Dobra dzisiaj historia. Niee! Ja nie wytrzymam, idę na wagary. Poszłam do centrum handlowego i spotkałam tam kilku kolesi. Wyglądali jak hipisi... Nagle jeden zawołał za mną:
-Ej mała, chodź tu! Pokażemy Ci coś po którym zrobi ci się lepiej!
- Jasne już idę! - odpowiedziałam im
No i poszłam. Kazali mi łyknąć jakieś tabletki. Myślałam że to jakieś narkotyki no ale cóż łyknęłam. I nagle ręce zaczęły mi się trząść ręce, wszystko co widziałam zniknęło, upadłam.

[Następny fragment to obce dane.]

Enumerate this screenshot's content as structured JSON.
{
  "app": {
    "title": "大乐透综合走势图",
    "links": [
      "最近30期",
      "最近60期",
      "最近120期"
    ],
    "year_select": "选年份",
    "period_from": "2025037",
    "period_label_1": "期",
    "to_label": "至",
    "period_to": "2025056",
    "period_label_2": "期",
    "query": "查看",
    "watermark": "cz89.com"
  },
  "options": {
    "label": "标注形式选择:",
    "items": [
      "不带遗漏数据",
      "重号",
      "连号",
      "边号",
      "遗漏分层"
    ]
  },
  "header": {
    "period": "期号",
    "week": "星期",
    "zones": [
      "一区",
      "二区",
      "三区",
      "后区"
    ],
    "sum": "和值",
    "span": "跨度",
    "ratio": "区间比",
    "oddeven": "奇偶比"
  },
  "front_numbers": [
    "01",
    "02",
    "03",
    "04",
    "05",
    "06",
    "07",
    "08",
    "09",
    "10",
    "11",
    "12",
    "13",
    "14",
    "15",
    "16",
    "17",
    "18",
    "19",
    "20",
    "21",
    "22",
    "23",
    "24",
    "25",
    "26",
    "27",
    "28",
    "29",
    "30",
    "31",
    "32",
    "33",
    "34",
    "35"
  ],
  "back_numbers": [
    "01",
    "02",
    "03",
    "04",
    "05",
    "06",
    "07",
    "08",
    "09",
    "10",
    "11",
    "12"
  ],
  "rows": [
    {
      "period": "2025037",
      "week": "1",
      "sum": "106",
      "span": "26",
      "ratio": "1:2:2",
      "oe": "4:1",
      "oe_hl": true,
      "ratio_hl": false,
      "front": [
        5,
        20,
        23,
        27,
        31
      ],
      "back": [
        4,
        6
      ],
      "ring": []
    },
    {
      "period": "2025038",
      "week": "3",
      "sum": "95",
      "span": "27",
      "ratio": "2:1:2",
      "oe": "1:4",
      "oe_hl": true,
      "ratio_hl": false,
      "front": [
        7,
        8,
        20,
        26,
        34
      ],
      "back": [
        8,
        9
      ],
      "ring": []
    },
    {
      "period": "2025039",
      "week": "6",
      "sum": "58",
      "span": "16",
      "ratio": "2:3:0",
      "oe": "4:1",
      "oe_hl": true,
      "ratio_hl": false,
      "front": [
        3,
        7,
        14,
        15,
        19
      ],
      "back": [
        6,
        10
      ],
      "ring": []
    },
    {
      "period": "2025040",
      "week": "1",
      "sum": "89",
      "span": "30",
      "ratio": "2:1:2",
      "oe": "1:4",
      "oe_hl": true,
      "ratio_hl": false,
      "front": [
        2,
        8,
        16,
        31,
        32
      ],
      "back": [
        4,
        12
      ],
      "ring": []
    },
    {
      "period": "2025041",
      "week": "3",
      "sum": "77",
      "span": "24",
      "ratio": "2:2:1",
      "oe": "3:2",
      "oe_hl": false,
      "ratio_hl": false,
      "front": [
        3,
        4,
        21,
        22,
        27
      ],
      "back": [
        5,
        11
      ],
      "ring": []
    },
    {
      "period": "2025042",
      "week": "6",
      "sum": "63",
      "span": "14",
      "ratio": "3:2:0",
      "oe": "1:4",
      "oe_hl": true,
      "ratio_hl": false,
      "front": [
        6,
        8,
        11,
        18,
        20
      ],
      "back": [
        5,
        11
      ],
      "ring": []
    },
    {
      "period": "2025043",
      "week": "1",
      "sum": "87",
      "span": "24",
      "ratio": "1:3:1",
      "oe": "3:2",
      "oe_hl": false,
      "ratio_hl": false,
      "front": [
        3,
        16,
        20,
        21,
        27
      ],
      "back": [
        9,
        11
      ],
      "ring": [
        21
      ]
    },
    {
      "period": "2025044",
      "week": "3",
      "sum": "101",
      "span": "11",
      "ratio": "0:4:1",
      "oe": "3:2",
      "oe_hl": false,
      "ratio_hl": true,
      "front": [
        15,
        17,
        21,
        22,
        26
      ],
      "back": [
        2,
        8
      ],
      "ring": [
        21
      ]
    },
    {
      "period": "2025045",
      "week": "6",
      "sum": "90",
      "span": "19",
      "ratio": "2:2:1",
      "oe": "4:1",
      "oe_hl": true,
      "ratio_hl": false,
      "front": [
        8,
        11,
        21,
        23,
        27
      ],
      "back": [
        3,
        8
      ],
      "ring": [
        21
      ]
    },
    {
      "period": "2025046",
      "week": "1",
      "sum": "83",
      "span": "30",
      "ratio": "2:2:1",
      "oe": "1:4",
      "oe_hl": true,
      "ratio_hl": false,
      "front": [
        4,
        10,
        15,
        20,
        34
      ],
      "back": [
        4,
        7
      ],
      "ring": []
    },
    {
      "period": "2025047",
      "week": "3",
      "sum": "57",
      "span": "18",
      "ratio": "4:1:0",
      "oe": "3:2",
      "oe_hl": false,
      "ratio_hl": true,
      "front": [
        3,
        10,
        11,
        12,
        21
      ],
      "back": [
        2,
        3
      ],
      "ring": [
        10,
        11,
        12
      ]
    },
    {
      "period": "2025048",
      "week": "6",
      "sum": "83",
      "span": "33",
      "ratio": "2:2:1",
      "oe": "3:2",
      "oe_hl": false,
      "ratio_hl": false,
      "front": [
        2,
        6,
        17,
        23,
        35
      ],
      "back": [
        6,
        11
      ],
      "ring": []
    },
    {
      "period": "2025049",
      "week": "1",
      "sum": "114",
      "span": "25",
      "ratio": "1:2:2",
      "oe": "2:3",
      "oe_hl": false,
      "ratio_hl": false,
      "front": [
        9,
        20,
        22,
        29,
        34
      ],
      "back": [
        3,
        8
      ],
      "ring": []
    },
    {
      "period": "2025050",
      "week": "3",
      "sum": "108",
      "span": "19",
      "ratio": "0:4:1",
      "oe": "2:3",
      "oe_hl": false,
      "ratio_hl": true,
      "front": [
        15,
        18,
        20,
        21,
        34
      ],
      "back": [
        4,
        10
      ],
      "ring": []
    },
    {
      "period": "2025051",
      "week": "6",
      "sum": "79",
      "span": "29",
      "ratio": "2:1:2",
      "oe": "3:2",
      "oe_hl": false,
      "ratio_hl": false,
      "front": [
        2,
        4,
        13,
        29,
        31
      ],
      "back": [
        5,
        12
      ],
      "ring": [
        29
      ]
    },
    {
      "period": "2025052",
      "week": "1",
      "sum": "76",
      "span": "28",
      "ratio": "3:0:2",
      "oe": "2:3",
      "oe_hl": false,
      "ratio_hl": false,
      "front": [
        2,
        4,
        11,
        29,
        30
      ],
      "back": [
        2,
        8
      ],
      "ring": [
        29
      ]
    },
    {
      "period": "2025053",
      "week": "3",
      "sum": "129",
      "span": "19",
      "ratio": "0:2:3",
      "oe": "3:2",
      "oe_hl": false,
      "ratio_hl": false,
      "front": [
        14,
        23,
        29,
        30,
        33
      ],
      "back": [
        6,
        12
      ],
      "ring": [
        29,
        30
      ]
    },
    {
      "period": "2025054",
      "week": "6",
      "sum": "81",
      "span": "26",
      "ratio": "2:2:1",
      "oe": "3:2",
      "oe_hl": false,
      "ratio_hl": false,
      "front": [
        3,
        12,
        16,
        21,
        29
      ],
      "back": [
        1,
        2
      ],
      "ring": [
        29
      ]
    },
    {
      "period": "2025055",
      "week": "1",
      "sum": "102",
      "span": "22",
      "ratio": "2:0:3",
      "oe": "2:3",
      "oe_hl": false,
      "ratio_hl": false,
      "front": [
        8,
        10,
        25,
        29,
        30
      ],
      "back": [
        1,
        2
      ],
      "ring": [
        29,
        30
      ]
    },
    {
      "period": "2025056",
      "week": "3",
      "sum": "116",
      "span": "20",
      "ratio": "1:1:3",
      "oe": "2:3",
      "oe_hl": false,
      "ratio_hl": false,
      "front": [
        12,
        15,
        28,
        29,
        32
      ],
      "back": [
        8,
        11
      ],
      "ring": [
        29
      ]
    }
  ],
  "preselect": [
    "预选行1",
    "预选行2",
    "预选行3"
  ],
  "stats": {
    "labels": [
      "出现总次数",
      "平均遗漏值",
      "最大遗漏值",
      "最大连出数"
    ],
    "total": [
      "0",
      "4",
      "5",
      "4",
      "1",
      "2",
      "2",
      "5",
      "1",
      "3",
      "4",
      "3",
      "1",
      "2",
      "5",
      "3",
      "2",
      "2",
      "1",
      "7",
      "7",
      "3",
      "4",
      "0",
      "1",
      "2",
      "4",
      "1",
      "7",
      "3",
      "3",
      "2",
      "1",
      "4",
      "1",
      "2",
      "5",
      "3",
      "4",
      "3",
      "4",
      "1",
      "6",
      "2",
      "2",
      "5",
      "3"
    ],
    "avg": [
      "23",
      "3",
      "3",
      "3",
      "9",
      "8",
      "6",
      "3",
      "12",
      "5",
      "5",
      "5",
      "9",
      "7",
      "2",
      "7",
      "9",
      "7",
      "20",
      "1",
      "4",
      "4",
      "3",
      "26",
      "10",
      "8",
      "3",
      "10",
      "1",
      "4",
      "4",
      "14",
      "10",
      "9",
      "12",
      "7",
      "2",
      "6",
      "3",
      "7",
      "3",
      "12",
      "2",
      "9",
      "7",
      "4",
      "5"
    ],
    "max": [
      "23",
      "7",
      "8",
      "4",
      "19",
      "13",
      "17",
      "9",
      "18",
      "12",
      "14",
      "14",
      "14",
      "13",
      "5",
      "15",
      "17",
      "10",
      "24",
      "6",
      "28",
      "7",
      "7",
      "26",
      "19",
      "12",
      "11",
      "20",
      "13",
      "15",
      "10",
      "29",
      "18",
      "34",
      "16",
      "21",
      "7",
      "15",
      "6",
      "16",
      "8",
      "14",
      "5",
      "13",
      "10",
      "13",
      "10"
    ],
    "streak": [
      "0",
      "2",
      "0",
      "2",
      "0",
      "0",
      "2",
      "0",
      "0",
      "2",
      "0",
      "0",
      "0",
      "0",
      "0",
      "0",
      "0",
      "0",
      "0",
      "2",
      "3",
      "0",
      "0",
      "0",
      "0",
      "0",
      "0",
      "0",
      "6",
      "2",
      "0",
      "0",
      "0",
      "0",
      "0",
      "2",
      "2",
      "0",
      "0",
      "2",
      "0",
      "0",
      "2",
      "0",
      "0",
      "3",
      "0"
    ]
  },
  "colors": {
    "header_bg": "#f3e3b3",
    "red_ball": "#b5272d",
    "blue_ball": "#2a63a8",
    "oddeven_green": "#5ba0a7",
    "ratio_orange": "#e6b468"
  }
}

Zaciągnęli mnie do jakiegoś mieszkania. Gdy się obudziłam byłam niezmiernie blada, wysoka (180cm a nie jak wcześniej 155cm) i moje włosy były lekko falowane a nie proste. Byłam kimś innym! Nagle banda przyprowadziła moją mamę a ja... Ja się na nią rzuciłam! No może nie na nią ale na jej szyję! Kiedy się opanowałam moje blade usta były czerwone i spływała po nich krew. Moja mama była sina i martwa. Chciałam się rozpłakać ale, ale nie mogłam! Co cię ze mną działo?! Pomyślałam że może się prześpię ale to było nie osiągalne. Później jeden z bandziorów powiedział mi:
- Już nie jesteś człowiekiem tylko wampirem! I rzuciłaś się na swoją starą, naiwna!!! - i zaczął się śmiać
Ja?! Ja byłam wampirem?! Ale jak to możliwe?! Przecież one nie istnieją. Ale jak inaczej wytłumaczyć to że zabiłam własną matkę tylko zębami?!